Specializes in Labor & Delivery Tech.

It just seems that you are more uncomfortable with that assignment. Outside of emotional support (which should mainly be provided by a support person) You are taking care of a normal delivered patient. I wasn't in your position but I don't think it was inappropriate unless you had recently suffered the same fate. Float nurses at my facility have a lot of experience. I think the charge nurse may have figured since paperwork was done and you are highly experienced that you could handle it.

Specializes in OB-Gyn/Primary Care/Ambulatory Leadership.

Generally speaking, I am not uncomfortable taking care of a PP IUFD. In fact, at my old facility I would often volunteer to take these pts because I know that they need to be treated delicately and with sensitivity and I'm good at that. On this particular occasion, I was completely unsure of how that facility handles things like caring for the body, when to call the morgue, who takes the baby down to the morgue and when, but I figured things out as I went along.

I was speaking more from a charge nurse's standpoint and her decision to give that patient to a brand new float nurse, rather than a staff nurse who is experienced with how their facility handles it, and whose temperament the charge nurse is familiar with, and knows would be a good nurse to take care of an IUFD pt.

Perhaps the facility I've worked at for the previous 4 years just handled it extra-sensitively, and most facilities treat an IUFD just like any other routine PP patient. Dunno.

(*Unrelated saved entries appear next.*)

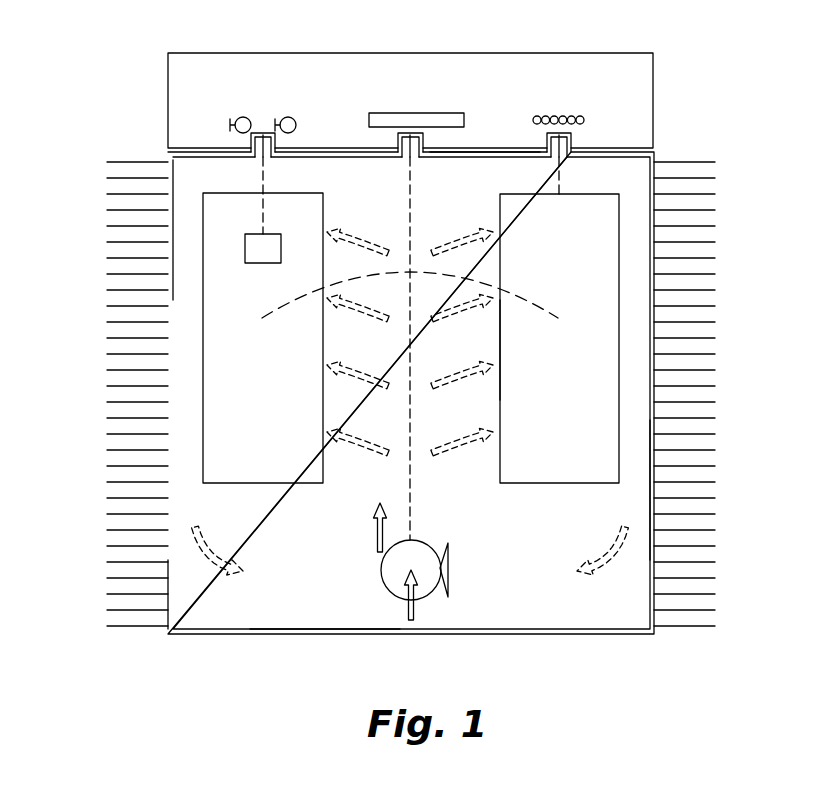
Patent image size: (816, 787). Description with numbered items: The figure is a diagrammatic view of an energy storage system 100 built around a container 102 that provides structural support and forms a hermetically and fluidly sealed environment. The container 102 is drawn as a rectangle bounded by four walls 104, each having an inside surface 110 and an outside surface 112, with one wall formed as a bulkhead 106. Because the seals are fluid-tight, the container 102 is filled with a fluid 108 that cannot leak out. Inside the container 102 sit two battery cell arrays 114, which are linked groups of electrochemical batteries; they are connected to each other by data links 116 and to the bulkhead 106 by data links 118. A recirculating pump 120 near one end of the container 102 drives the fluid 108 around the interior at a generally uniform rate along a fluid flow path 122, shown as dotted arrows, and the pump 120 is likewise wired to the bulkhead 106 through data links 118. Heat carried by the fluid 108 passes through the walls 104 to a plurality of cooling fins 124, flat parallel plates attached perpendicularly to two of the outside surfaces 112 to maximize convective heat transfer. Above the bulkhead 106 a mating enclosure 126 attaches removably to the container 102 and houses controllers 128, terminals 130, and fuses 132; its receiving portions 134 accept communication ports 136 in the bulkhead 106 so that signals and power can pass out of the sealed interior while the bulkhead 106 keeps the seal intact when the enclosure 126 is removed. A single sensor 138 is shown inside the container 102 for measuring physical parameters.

The energy storage system 100 is at (235, 697).
The container 102 is at (432, 639).
The walls 104 is at (224, 155).
The bulkhead 106 is at (513, 152).
The fluid 108 is at (381, 515).
The inside surface 110 is at (177, 633).
The outside surface 112 is at (325, 633).
The battery cell arrays 114 is at (215, 283).
The data links 116 is at (521, 297).
The data links 118 is at (265, 187).
The recirculating pump 120 is at (393, 575).
The fluid flow path 122 is at (354, 430).
The cooling fins 124 is at (117, 193).
The mating enclosure 126 is at (632, 100).
The controllers 128 is at (560, 118).
The terminals 130 is at (289, 117).
The fuses 132 is at (382, 113).
The receiving portions 134 is at (267, 136).
The communication ports 136 is at (264, 135).
The sensor 138 is at (245, 250).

Is it possible that the charge nurse knew of your previous work experience and felt comfortable giving you that particular assignment? Generally speaking, to join a float pool the nurse must have the experience for the areas she will be assigned to. I worked as a float for 6 months when my regular med/surg floor closed d/t low census. I gladly went wherever the nursing office scheduled me, but if they want ed me to do something I wasn't comfortable with, I would let them know and it was never a problem. By the end of those 6 months, there wasn't much I couldn't do on any unit.

Specializes in Labor & Delivery Tech.

She was postpartum day 2 with the fetus still in the room? Our IUFDs are allowed bonding time and then the baby is transferred to the morgue (they are not rushed at all) and mom is transferred to a GYN unit.

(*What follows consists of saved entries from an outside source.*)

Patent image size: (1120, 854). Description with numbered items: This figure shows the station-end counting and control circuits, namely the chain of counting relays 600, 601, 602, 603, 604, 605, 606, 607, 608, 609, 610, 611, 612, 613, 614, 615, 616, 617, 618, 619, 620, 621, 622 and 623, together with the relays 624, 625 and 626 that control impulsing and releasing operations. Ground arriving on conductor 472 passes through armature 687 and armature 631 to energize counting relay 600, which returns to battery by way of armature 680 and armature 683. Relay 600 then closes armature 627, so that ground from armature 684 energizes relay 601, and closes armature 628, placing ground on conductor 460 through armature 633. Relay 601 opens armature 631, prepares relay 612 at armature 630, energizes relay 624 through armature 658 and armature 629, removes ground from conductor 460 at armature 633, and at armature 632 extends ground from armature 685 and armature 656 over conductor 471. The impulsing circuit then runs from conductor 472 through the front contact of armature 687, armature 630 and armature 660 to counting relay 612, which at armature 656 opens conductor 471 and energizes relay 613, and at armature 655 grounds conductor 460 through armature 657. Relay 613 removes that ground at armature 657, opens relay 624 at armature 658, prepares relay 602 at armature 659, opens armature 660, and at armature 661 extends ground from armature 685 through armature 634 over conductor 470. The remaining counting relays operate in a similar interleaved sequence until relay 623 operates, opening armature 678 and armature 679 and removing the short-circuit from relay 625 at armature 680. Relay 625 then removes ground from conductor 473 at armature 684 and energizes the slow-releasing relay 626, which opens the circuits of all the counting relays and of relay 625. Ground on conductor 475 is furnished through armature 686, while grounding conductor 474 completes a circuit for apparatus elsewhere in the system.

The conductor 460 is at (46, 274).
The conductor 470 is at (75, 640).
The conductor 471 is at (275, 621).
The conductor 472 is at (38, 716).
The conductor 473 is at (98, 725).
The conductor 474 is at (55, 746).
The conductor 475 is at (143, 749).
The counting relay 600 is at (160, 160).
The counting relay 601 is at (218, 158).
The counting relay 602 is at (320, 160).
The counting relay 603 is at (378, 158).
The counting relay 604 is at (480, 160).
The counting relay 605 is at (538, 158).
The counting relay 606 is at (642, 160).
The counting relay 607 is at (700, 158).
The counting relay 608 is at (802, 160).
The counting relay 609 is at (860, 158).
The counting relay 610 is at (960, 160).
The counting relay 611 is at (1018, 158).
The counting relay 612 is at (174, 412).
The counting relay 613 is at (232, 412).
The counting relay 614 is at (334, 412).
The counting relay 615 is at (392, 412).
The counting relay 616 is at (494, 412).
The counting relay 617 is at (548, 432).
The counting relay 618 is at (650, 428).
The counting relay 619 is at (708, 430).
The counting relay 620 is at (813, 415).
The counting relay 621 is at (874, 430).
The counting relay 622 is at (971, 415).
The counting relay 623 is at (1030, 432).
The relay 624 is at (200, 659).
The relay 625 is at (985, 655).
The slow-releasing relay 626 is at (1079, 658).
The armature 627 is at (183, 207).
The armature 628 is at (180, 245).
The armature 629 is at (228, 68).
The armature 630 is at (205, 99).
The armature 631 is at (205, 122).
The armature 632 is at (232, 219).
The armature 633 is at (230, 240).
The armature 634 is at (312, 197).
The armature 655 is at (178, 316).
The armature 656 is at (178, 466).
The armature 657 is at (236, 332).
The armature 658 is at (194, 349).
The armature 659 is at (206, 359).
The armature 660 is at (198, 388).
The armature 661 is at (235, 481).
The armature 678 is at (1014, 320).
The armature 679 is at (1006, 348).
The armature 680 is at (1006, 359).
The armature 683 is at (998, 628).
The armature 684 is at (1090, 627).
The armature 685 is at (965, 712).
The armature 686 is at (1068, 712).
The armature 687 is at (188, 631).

Specializes in OB-Gyn/Primary Care/Ambulatory Leadership.

She had delivered around midnight the previous night. So at the beginning of my shift, the infant was about 20 hours old.

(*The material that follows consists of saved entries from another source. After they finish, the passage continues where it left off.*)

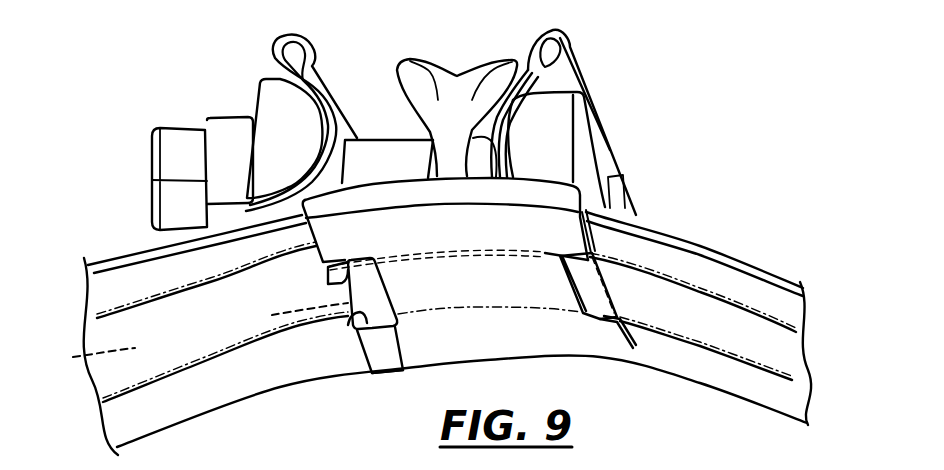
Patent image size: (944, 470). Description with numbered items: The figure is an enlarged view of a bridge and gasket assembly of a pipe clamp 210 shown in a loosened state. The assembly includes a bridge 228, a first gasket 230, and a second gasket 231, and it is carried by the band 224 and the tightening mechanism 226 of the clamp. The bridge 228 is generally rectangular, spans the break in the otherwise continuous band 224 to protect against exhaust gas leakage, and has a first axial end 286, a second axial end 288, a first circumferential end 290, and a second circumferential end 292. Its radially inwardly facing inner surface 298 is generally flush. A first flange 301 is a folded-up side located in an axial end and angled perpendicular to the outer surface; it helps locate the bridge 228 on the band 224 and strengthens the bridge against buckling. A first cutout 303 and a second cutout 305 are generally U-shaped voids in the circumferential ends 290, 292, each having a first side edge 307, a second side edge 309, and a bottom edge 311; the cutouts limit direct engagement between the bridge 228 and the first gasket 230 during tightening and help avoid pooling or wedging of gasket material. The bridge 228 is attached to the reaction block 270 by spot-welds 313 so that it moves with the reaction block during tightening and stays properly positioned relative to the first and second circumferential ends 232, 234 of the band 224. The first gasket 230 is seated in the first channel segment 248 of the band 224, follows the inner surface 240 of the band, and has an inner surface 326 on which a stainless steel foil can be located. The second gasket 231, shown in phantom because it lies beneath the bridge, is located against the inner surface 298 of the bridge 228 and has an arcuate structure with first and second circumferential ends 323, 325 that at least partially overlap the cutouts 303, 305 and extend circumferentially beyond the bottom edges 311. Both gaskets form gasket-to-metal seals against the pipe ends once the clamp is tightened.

The pipe clamp 210 is at (620, 78).
The band 224 is at (712, 238).
The tightening mechanism 226 is at (254, 93).
The bridge 228 is at (398, 376).
The first gasket 230 is at (199, 372).
The second gasket 231 is at (514, 318).
The first circumferential end of the band 232 is at (253, 228).
The second circumferential end of the band 234 is at (620, 248).
The inner surface of the band 240 is at (745, 287).
The first channel segment 248 is at (158, 296).
The reaction block 270 is at (457, 88).
The first axial end 286 is at (489, 203).
The second axial end 288 is at (440, 367).
The first circumferential end of the bridge 290 is at (358, 333).
The second circumferential end of the bridge 292 is at (640, 352).
The inner surface of the bridge 298 is at (588, 213).
The first flange 301 is at (390, 186).
The first cutout 303 is at (383, 268).
The second cutout 305 is at (568, 288).
The first side edge 307 is at (328, 275).
The second side edge 309 is at (348, 325).
The bottom edge 311 is at (377, 292).
The spot-welds 313 is at (470, 236).
The first circumferential end of the second gasket 323 is at (288, 315).
The second circumferential end of the second gasket 325 is at (562, 270).
The inner surface of the first gasket 326 is at (81, 359).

At this facility, the infant is kept on the unit until the pt is discharged in case she changes her mind and wants to see the baby again.

Specializes in Labor & Delivery Tech.

Oh I see. I'm just curious how is the infant stored? Just in room or in a refrigerator? I know our IUFDs always look pretty bad after a few hours at room temp (not trying to be insensitive).

Specializes in OB-Gyn/Primary Care/Ambulatory Leadership.

When I was there that night, the infant was wrapped and in the procedure room when not in the parents' room. They said there was a fridge on some other floor where I could store the infant if I wanted to. Since they had family in and out of the room all night and there was a possibility they'd want the infant back in the room at some point, I opted to keep the infant on the unit.

Yes, they do look pretty bad after a few hours, especially the younger ones. But I was told that I absolutely cannot send the infant to the morgue until discharge, in case they want to see it again.